Juniper funding paying off

A networking start-up is finally ready to deliver on promised next-generation technology for the Internet backbone.

    A well-financed Silicon Valley networking start-up is finally ready to deliver on promised next-generation technology for the Internet backbone.

    Juniper Networks will announce the rollout tomorrow of its software code for routing traffic across the Net to several service providers, the first--and potentially most important--effort for a firm that has received nearly $65 million in funding from venture capitalists and high-technology partners.

    Stocked with veteran networking and systems industry talent, Juniper is often viewed as a potential thorn in the side of networking king Cisco Systems due to the start-up's focus on improving the speed of Net traffic. Cisco is entrenched as the primary provider of equipment for the Net backbone--that is, the technology that connects multiple networks and allows data to travel through various public layouts around the globe at high speed.

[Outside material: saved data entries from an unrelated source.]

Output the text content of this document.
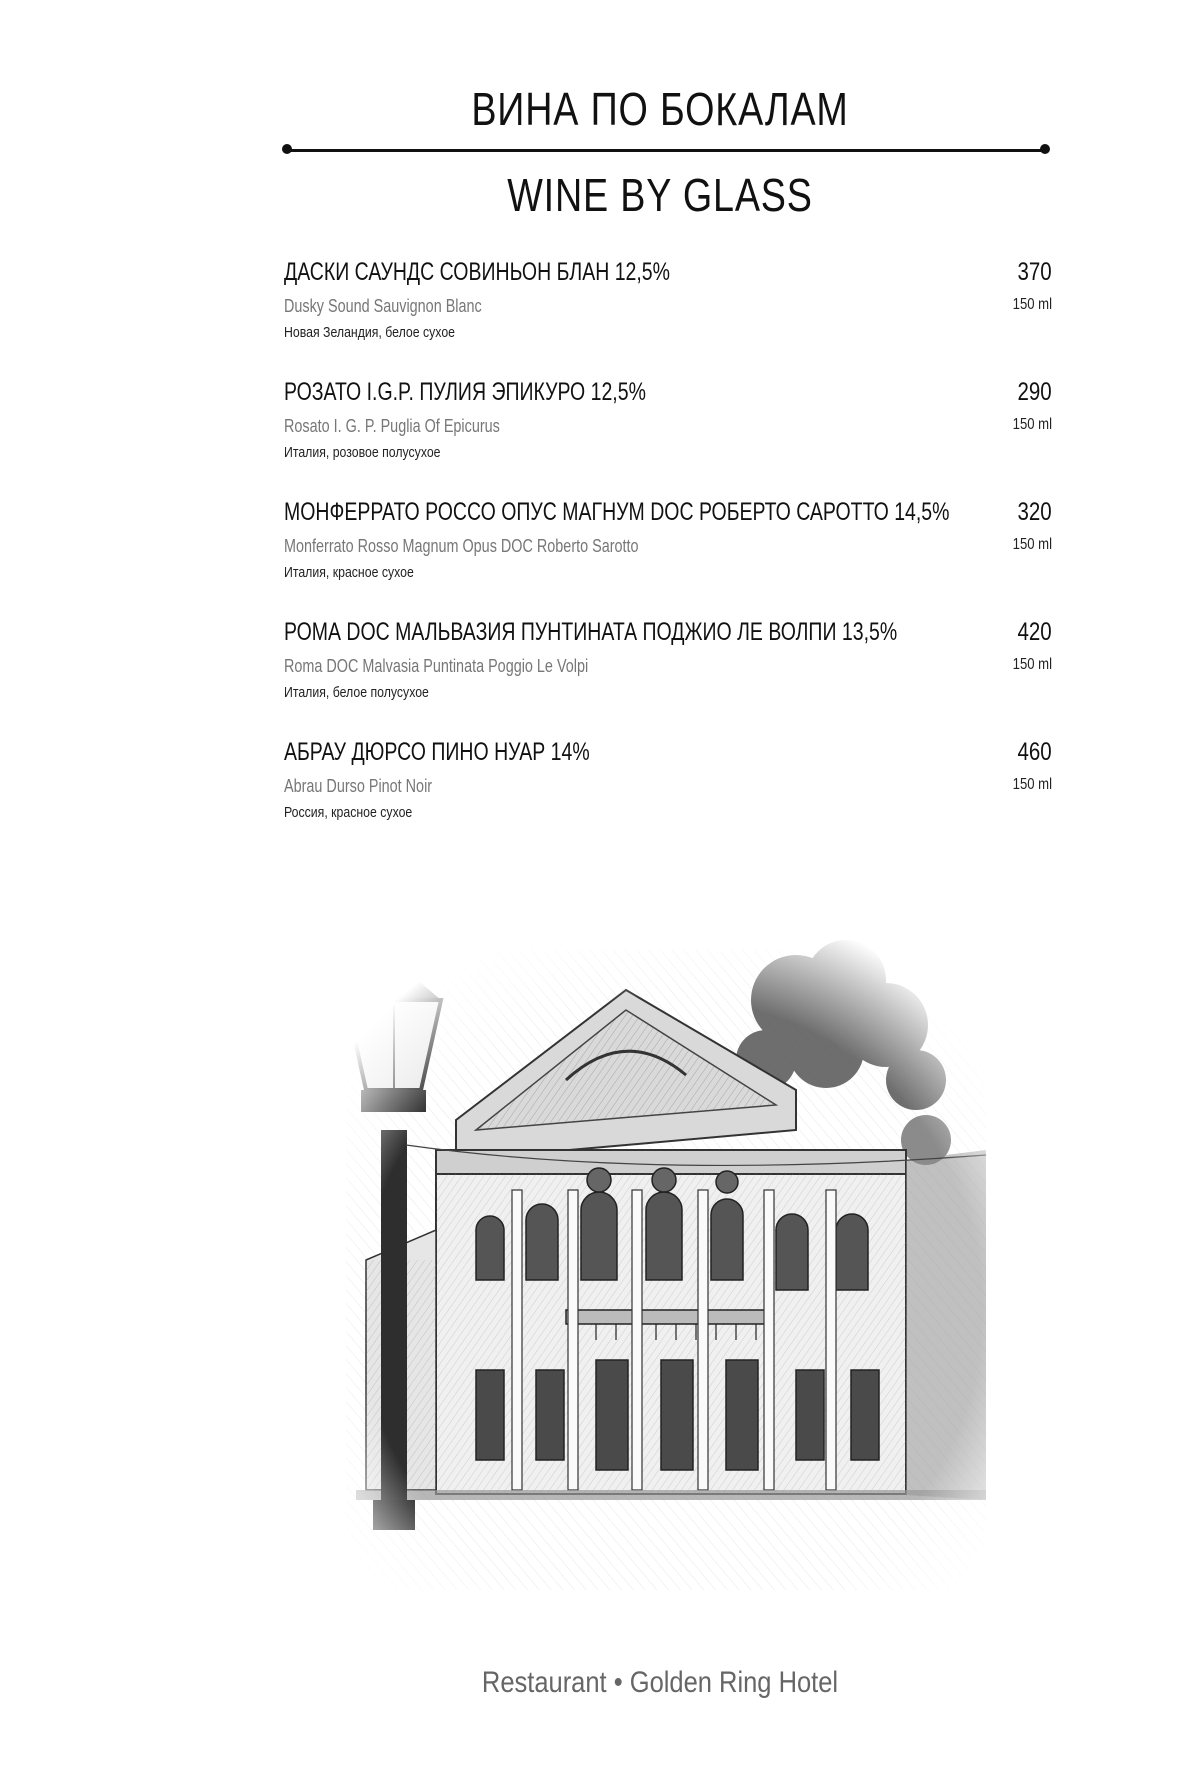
ВИНА ПО БОКАЛАМ
WINE BY GLASS
ДАСКИ САУНДС СОВИНЬОН БЛАН 12,5%
Dusky Sound Sauvignon Blanc
Новая Зеландия, белое сухое
370
150 ml
РОЗАТО I.G.P. ПУЛИЯ ЭПИКУРО 12,5%
Rosato I. G. P. Puglia Of Epicurus
Италия, розовое полусухое
290
150 ml
МОНФЕРРАТО РОССО ОПУС МАГНУМ DOC РОБЕРТО САРОТТО 14,5%
Monferrato Rosso Magnum Opus DOC Roberto Sarotto
Италия, красное сухое
320
150 ml
РОМА DOC МАЛЬВАЗИЯ ПУНТИНАТА ПОДЖИО ЛЕ ВОЛПИ 13,5%
Roma DOC Malvasia Puntinata Poggio Le Volpi
Италия, белое полусухое
420
150 ml
АБРАУ ДЮРСО ПИНО НУАР 14%
Abrau Durso Pinot Noir
Россия, красное сухое
460
150 ml
Restaurant • Golden Ring Hotel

    A portion of the firm's funding has come from traditional rivals of Cisco, such as 3Com, Northern Telecom, and IBM.

    IBM even offered Juniper access to specialized chips for speeding data across the Internet.

    The software Juniper will release, called Junos, acts as the operating system for forthcoming routing hardware and is due in the second half of this year, according to chairman, president, and chief executive officer Scott Kriens.

    The software is the "engine" that will drive Juniper's equipment, he said. "It is the franchise that is Juniper. It is the logical foundation of the company." Kriens is a former founder of StrataCom, which was purchased by Cisco for more than $4 billion in 1996.

    The Junos package includes technology that allows the operating system to isolate application failures so the entire system does not crash; allows for sophisticated policies to be created for different types of traffic; and includes implementations for traffic engineering and quality of service. Kriens said it is optimized to let service providers have better control over their sprawling layouts.

    The software has been tested in the networks of MCI Communications, Ericsson, UUNet, a division of WorldCom; @Home, and Verio since January of this year.

    Junos will run on a host piece of forthcoming hardware from the company that serves as the routing mechanism. The equipment also will talk to "forwarding engine" hardware that is largely based on specialized chips to speed packets to their destination.

    Torrent Networking Technologies, Argon Networks, and NetCore Systems are among other start-ups targeting the service provider backbone, hoping to reap a portion of the revenue from the exploding medium.

    Although there is plenty of interest in technology from these firms, the new entrants in the networking market could suffer the same fate as others who have tried to unseat entrenched equipment providers like Cisco.

    Juniper, founded in 1996, is the latest to be viewed as a competitor in elements of Cisco's business, but Kriens said the predicted growth of the Net insures enough revenue opportunities for anyone who wants to enter the market. "I guess conflict sells," he added. "There's more market than all the companies put together can serve. The irony is [Cisco] is certainly not where we are focused."

    The Junos software is now available for testing by other service providers. Juniper has provided initial testers with the homegrown engine component of its forthcoming routing device and includes a temporary front-end router for packet forwarding functions.